To solve the problem, we need to analyze the quadratic equation given by: \[ x^2 - (m - 3)x + m = 0 \] We want to find the conditions under which both roots of this equation are positive. ### Step 1: Determine the Discriminant For the roots to be real, the discriminant (D) must be non-negative. The discriminant for a quadratic equation \( ax^2 + bx + c = 0 \) is given by: \[ D = b^2 - 4ac \] Here, \( a = 1 \), \( b = -(m - 3) \), and \( c = m \).
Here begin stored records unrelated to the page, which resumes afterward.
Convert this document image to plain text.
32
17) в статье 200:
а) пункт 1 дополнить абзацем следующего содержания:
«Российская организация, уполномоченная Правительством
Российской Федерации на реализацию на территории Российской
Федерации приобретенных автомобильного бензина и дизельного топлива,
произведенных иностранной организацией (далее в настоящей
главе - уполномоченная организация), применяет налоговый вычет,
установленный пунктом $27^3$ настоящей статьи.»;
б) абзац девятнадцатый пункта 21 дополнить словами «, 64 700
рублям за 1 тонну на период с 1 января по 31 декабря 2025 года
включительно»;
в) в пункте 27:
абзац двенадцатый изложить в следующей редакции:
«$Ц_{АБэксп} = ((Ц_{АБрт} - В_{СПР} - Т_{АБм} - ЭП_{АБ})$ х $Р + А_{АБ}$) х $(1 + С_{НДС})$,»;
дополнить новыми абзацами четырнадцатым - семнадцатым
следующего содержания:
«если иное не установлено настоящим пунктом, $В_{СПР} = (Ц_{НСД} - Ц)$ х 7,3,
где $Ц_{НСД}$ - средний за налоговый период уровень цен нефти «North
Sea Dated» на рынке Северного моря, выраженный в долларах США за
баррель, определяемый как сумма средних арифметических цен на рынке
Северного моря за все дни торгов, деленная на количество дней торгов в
Thus, we have: \[ D = (m - 3)^2 - 4(1)(m) \] ### Step 2: Set Up the Inequality We need to ensure that the discriminant is non-negative: \[ (m - 3)^2 - 4m \geq 0 \] Expanding this gives: \[ m^2 - 6m + 9 - 4m \geq 0 \] This simplifies to: \[ m^2 - 10m + 9 \geq 0 \] ### Step 3: Factor the Quadratic Next, we factor the quadratic: \[ m^2 - 10m + 9 = (m - 1)(m - 9) \] Thus, we need to solve the inequality: \[ (m - 1)(m - 9) \geq 0 \] ### Step 4: Analyze the Inequality To find the intervals where this inequality holds, we can use a number line. The critical points are \( m = 1 \) and \( m = 9 \). - For \( m < 1 \): Both factors are negative, so the product is positive. - For \( 1 < m < 9 \): One factor is positive and the other is negative, so the product is negative. - For \( m > 9 \): Both factors are positive, so the product is positive. Thus, the solution to the inequality is: \[ m \in (-\infty, 1] \cup [9, \infty) \] ### Step 5: Ensure Both Roots are Positive Next, we need to ensure that both roots are positive. The sum and product of the roots can help us here. 1. **Sum of the Roots**: The sum of the roots is given by: \[ S = -\frac{b}{a} = m - 3 \] For both roots to be positive, we need: \[ m - 3 > 0 \Rightarrow m > 3 \] 2. **Product of the Roots**: The product of the roots is given by: \[ P = \frac{c}{a} = m \] For both roots to be positive, we also need: \[ m > 0 \] ### Step 6: Combine Conditions We now combine the conditions we found: 1. From the discriminant, we have \( m \in (-\infty, 1] \cup [9, \infty) \). 2. From the sum of roots, we have \( m > 3 \). 3. From the product of roots, we have \( m > 0 \). The only interval that satisfies all these conditions is: \[ m \in [9, \infty) \] ### Final Answer Thus, the values of \( m \) for which both roots of the equation are positive is: \[ m \in [9, \infty) \]